Explanation of the two transaction example

In the example above we create an example animals database called animals.db where we have a single column called name where we insert names of animals. Before we open any transactions we insert a cat and a dog. Then on two different shells we open the same database file and enter into two different transactions. We issue a select in both transactions and we can see the two animals in the database. We then insert an animal named bird and we observe that only the first shell can see the bird, whereas, a select from the second shell cannot see a bird. Where things get interesting is when the second shell tries to insert a fish. We get an error saying the database is locked. We then try to commit from the first shell and it also says the database is locked. Only when we end the transaction from the second shell can we commit the transaction from the first shell. After we’ve ended both shell sessions we can see the 3 animals: cat, dog and bird.

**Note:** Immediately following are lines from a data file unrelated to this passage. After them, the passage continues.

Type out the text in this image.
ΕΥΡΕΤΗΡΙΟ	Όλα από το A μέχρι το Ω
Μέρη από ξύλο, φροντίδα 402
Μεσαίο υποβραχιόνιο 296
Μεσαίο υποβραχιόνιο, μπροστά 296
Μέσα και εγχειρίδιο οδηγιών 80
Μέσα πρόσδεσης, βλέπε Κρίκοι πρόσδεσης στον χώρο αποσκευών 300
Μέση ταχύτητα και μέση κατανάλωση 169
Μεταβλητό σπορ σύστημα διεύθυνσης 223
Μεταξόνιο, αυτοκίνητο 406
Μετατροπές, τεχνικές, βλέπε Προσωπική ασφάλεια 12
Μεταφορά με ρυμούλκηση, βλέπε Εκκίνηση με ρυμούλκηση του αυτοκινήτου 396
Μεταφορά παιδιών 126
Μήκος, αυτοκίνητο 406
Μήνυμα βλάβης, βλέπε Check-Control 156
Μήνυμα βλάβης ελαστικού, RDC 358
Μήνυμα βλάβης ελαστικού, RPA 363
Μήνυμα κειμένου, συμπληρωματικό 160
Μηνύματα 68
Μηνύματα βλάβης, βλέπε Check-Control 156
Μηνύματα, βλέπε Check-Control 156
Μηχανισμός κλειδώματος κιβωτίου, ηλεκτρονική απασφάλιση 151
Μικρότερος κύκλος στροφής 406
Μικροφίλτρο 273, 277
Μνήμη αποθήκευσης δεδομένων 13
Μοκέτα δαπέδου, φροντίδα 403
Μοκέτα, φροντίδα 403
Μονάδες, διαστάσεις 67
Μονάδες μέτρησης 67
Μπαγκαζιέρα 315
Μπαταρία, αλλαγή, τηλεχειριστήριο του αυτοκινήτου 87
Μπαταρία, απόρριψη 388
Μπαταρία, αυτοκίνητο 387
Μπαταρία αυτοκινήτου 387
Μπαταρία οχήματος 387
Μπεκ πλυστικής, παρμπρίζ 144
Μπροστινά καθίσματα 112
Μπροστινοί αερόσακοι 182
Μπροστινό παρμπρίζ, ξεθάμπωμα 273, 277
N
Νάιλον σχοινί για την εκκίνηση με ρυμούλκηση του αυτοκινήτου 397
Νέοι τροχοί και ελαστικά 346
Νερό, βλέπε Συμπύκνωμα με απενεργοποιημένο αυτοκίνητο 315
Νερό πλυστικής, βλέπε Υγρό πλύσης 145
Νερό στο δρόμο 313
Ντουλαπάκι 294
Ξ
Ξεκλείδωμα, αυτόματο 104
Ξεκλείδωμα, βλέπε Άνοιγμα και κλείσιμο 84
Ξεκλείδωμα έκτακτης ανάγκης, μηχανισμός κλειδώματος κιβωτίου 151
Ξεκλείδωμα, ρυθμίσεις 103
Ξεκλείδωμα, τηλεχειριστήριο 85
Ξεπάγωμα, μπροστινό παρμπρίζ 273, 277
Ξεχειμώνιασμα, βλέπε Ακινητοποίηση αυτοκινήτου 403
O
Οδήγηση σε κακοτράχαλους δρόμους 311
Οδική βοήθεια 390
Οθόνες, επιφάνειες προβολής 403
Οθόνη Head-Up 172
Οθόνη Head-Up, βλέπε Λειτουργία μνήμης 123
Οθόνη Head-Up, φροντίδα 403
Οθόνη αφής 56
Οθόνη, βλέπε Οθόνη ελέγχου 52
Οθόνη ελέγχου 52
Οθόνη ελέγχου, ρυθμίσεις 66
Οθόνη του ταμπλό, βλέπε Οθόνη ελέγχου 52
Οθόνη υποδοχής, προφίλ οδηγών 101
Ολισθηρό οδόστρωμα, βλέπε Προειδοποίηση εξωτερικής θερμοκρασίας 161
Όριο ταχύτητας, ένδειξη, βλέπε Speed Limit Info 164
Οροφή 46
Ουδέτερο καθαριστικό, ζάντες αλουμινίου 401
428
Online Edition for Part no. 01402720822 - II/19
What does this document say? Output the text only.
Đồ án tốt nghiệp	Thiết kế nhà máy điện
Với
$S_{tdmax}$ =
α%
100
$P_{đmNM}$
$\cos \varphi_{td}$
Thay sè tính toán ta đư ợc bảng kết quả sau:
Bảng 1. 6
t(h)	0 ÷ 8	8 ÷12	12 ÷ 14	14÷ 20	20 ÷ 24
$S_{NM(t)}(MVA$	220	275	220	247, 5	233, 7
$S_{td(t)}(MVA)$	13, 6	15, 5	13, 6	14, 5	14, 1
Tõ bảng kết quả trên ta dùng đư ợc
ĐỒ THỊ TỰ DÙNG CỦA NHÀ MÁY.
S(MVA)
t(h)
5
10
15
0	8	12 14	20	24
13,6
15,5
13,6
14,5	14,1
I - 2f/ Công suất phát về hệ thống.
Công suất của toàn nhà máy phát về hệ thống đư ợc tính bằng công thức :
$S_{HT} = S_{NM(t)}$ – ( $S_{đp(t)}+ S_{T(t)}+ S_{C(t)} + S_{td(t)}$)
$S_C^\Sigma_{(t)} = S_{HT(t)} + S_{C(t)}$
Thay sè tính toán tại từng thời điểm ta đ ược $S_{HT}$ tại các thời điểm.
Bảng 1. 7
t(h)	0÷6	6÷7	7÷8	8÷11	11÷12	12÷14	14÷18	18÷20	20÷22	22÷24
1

Overview of Locks in SQLite

There are 3 types of transactions in SQLite: deferred, immediate, and exclusive. The default is deferred and it is the type of transaction in the example above. With deferred transactions no locks are acquired until the database is accessed. Since an access can be a read or written we also distinguish the access type. If the access is a read - which is what we did with a select after staring both transactions - then a shared lock is created. Shared locks allow for multiple processes to access the database and that is why the second shell can access the database. When shared locks are active no other thread or process can write to the database. When the first shell inserts the bird - a write access - a reserved lock is obtained. A single reserved lock maybe active at one time. After this insert of the bird the first shell has the reserved lock, the second shell has shared lock. Now that we have the reserved lock neither shell can write to the database. This is because of the lock state of pending. In the pending lock state a process holding a reserved lock wants to write to the database, but it cannot until all shared locks are cleared so it can get an exclusive lock. This is why once we see shell two end it’s transaction only then can shell one obtain an exclusive lock in the commit and write the animal named bird in it’s transaction.

Where to go from Here

This example just scratches the surface of transactions and locks in SQLite. We only discussed the deferred transaction, where transactions can also be immediate and exclusive. The types of locks we were able to explore. All of this is documented in SQLite in the transaction documentation as well as the locking documentation. In the next blog post we will discuss doing SQLite Transactions in the C API in a program.